Audits & Records

Contract Type:
Generic Contract
Jurisdiction:

Each party shall keep and maintain true and accurate records and accounts relating to its performance of this Agreement. Each party shall have the right, at its own expense, upon reasonable notice and at reasonable times, to audit the other party’s records and accounts to verify compliance with this Agreement. Any such audit shall be conducted during normal business hours and shall not interfere unreasonably with the audited party’s business activities. The parties shall retain such records and accounts for a period of [6] years following the expiry or termination of this Agreement.

Explanation

Here is a plain English explanation of the Audits & Records clause:

This clause requires both parties to keep accurate records and accounts related to the contract.

It allows either party to audit the other party's records. The audit is to check if they are complying with the contract.

The auditing party must pay for the audit themselves. They must give reasonable notice and do the audit during normal business hours. The audit should not unreasonably disrupt work.

Both parties must keep the relevant records for 6 years after the contract ends.

In simple terms, this clause permits each party to audit the other's books and records related to the contract, in order to verify compliance.

The records must be retained for 6 years after termination.

History of the clause (for the geeks)

Record-keeping and audit clauses have long been standard contract features to verify performance, but became more prevalent in data protection agreements as digitalization escalated risks.

Their origins trace back centuries in accounting and business transactions. Keeping orderly records allowed monitoring and auditing financial flows between parties. The development of double-entry bookkeeping in medieval Italy improved transparency.

By the 20th century, contractual record-retention and audit powers were commonplace across industries to confirm compliance beyond just finances. Mass production and outsourcing increased supply chain complexity, necessitating verification.

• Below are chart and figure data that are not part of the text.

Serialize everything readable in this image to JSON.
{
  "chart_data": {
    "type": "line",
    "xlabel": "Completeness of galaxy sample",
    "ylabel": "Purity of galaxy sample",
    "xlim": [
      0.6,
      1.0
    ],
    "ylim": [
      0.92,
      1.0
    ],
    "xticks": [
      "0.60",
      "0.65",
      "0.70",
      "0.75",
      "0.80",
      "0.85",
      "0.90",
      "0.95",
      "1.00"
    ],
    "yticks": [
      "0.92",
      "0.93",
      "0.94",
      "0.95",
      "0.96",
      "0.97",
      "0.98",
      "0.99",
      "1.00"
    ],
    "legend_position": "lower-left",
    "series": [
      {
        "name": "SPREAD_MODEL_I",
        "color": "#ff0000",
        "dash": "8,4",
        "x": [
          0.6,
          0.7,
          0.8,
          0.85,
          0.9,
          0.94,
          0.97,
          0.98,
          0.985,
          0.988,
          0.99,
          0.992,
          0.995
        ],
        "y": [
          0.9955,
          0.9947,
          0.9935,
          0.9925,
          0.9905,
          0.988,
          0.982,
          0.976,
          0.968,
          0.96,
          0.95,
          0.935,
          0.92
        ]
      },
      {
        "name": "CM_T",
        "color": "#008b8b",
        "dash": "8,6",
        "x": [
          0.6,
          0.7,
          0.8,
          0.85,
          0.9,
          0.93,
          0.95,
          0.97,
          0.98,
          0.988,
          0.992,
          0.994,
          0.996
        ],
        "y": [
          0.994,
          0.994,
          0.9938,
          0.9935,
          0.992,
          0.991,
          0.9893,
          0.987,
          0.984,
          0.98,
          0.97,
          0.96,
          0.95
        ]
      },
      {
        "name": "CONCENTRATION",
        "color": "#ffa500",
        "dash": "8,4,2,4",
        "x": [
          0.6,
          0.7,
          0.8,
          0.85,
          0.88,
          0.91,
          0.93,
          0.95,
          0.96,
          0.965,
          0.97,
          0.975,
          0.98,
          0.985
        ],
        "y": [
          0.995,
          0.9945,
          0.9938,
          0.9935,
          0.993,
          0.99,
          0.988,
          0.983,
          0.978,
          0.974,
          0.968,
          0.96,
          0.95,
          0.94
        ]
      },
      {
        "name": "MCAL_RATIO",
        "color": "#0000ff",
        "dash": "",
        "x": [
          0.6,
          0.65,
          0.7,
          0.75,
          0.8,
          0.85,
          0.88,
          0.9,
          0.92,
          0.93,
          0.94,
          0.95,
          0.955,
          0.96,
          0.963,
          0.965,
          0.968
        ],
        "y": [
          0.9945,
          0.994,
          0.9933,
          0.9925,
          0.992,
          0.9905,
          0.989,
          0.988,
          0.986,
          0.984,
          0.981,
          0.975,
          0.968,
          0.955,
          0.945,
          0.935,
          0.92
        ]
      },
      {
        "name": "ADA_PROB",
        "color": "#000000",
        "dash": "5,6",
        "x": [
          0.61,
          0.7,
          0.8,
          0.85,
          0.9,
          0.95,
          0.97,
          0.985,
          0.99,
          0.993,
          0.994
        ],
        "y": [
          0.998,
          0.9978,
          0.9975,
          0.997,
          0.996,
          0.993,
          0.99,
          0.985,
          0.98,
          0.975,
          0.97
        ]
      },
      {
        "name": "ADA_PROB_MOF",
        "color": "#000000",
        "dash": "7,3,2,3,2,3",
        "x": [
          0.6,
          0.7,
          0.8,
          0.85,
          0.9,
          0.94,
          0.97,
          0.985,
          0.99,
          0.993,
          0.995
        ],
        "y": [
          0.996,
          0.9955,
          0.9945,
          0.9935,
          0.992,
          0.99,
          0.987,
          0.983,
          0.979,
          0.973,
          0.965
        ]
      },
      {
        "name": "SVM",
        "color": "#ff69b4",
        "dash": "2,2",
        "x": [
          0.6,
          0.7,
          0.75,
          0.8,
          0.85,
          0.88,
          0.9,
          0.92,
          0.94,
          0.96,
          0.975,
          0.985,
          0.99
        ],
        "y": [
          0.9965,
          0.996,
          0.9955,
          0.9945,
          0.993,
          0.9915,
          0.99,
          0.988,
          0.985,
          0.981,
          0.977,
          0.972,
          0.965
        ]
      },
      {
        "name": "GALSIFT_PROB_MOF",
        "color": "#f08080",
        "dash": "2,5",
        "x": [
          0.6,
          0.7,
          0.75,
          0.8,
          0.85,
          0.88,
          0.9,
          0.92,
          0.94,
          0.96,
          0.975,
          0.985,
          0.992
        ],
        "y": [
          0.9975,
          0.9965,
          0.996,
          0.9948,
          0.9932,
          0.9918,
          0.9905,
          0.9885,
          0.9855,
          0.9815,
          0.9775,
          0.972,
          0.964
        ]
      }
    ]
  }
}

With the information technology boom since the 1970s, data security and privacy concerns arose. Data protection laws mandated organizational accountability through retaining processing records and accommodating audits.

The 1995 EU Data Protection Directive first codified mandatory record-keeping and empowered regulator audits. But contractual audits between entities remained discretionary until the GDPR explicitly required enabling controller audits in Article 28.

Now detailed record-keeping duties and expansive audit rights are fixture of modern data protection agreements, allowing verification of security and lawful practices. As digital transformation proliferates data processing to vendors, strong clauses govern liability.

They uphold accountability and permit exposing violations through comprehensive reviews of internal documentation.